Sunday, 22 February 2015

Depressing Doctors

This past year 2014 to be precise, I had many complications with the doctors that I recently moved to. After being made homeless then moving into my hostel I was completely out of my depth moving from Essex back into London. This meant I had to change my doctors, as my old GP practice back in Essex was just to far to keep travelling to. As I had no set address as well as having hypothyroidism I needed to make sure I got all my various medication.So had to find a new doctor.
Many of you know I have been studying my Open University degree for sometime now, and when I found out that this year I would be sitting an exam, my student support had advised me to get my new doctor to write a letter for the exam board, in order to have extra time or a home examination due to my depression, panic attacks and anxiety disorder. 

When approaching the doctors I switched to four months ago to discuss the examination letter they had no recollection of who I was or where my files were. Long story cut short, once discussing the situation with the doctor I was with at the time, she told me that my anxiety and depression was not a disability. I tried to explain that actually it is under the DSA for students and was then told again that because she is a professional that I do not have a disability and do not need any help. After more months of trying to sort the issue I had to get my support worker involved, the doctors still couldn't find my records even knowing that I need medication or I will get unwell, because of my thyroid condition I have to take tablets for life and this was also causing strain as they couldn't provide me with the correct dose.

Only when I tried to make my first complaint, I was told in a threatening and patronising way that there was no point in complaining as they would win, as they would bring up information about me. Which in this case they meant in regards to leaving my psychotherapy sessions (I was set to go to for two years as I felt the therapist I was with never helped as we didn't have a connection) I chose to leave with my previous doctors consent, they would use this against me to say how I am not a cooperative patient. As I continued with my battle with this doctors (I will not name and shame) I wanted to file a proper complaint and get other people involved my mysterious files were found. They also told me a letter of my files for my university would cost me £80. 
Not only did I not want a copy of my files,  I only wanted a simple letter stating I suffer with depression and anxiety. The manager told me I do not suffer with these such claims as I had never told them I was feeling sad so never put it on file? (but hold on, I thought you never had my files) and also that when you change into a new doctors (by this time I had been with them for over six months) unless you state you have depression from the start it gets wiped off the system (what system you never had my records I thought?). The manager also went on to tell me because I am not on anti depressants, (which I chose to come off after four years relying on them with my old GP practice) that apparently I am not depressed, What kind of doctors is this!

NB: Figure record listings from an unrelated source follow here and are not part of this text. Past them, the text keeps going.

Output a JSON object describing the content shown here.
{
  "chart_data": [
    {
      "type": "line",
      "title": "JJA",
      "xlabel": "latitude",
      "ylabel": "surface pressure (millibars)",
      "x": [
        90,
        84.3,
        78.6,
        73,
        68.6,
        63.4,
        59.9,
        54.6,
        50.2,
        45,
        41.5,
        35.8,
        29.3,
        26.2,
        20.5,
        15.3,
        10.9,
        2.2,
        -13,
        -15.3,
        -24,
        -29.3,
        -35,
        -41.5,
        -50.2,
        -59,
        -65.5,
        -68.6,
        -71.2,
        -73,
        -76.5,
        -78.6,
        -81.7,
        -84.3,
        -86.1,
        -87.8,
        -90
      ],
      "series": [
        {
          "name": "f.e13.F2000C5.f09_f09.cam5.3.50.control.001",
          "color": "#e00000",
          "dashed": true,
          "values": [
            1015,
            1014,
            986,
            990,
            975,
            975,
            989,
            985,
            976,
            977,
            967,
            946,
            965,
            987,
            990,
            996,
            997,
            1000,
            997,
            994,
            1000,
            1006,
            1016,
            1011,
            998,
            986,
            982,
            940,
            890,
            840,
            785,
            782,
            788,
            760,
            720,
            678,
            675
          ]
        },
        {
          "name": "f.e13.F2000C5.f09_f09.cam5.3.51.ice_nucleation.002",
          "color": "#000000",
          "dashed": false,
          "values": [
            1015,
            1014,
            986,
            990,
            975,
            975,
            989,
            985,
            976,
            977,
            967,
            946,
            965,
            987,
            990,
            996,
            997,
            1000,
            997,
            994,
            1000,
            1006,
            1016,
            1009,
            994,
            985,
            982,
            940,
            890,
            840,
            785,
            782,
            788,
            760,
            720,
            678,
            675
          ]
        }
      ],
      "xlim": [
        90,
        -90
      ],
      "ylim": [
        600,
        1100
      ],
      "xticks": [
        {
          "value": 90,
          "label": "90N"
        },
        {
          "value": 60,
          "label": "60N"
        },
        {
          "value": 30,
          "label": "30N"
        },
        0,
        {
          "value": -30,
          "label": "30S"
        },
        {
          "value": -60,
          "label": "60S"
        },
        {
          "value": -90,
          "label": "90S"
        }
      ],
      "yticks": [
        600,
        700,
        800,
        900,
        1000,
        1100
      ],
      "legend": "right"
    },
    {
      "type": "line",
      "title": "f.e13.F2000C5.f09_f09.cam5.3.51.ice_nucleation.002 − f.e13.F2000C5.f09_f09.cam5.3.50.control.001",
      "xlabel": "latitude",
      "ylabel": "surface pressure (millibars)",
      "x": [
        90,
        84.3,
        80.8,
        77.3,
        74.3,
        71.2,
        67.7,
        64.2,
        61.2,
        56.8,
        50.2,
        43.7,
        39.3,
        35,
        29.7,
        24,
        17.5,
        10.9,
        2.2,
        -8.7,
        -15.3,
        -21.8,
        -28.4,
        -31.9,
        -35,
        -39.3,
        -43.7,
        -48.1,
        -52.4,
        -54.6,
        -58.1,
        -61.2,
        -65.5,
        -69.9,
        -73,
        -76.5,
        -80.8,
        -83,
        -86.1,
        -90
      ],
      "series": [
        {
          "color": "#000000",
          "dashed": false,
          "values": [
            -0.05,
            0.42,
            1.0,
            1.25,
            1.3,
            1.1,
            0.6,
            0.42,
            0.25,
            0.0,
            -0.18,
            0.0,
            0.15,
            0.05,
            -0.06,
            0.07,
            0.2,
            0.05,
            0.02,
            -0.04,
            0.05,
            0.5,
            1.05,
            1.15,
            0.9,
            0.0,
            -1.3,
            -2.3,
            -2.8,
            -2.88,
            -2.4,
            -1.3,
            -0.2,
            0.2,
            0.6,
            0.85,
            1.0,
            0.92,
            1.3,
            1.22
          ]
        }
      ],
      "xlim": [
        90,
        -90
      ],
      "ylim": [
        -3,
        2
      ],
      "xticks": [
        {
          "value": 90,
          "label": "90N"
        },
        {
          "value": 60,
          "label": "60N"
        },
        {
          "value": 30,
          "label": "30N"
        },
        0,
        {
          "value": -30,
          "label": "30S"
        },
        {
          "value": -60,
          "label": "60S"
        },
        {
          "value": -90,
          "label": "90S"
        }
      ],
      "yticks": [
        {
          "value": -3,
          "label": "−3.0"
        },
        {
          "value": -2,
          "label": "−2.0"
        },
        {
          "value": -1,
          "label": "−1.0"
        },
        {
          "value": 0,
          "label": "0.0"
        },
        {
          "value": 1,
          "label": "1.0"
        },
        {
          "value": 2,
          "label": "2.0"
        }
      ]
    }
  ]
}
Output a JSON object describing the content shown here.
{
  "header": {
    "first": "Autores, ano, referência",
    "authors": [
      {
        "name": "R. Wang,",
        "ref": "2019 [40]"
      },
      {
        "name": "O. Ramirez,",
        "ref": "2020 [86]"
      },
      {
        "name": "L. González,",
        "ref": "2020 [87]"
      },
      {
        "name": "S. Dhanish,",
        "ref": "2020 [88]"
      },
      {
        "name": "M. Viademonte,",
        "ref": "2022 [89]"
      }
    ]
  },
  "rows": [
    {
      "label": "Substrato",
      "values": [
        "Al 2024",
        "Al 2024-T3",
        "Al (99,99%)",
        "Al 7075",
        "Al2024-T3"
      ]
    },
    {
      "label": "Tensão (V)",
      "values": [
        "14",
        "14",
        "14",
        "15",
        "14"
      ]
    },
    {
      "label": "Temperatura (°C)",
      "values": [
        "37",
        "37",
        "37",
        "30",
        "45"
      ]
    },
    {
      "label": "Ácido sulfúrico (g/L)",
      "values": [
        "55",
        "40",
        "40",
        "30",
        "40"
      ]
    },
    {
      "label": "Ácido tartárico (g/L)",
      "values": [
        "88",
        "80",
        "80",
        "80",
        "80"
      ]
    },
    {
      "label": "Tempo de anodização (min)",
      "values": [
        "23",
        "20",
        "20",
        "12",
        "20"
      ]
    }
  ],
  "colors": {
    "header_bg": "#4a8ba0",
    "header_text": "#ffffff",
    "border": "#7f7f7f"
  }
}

This is a place where they are meant to be helping people yet made me go through hell because I never went to my doctors crying? And when needing my set prescribed medication couldn't help me. 
After all the issues I had with that doctors, I had decided to call my previous GP in Essex who gladly said they would write a letter for me as well as advising me to leave the doctors I was with, as some surgeries try to make money out of people and because I was young and vulnerable thought they could take advantage. 
In our society doctors are the first point of contact when we need help. If it is true that depression gets wiped off your file (which I doubt)  then this is disgusting! How can someone like me improve my health when being told I am not ill nor have I got certain conditions and that I am lying. How can a place make you feel so belittled and because of their profession act as if you know nothing and they are superior to you. How can a place that is meant to be compassionate and caring want to take advantage and be out right blatantly rude. If this is the case people in these positions need to leave these jobs and find something where they don't have to care for individuals nor need an ounce of compassion. 

Obviously not all doctors are like this, and maybe I should have done my research, but when being homeless and having conditions where you need medication the first thing on my mind is to change quickly to ensure my health is accounted for.

since the new year I have left this terrible doctors as I have moved house and moved to a nicer family orientated doctors. I never knew a place where you go to, to get better could make my health 100% worse for those months. On a lighter note I wanted to appreciate and end this post on the beautiful photograph taken by my friend which helped to lift my spirit as I wrote this post today. 

What are your thoughts on the depressing doctors?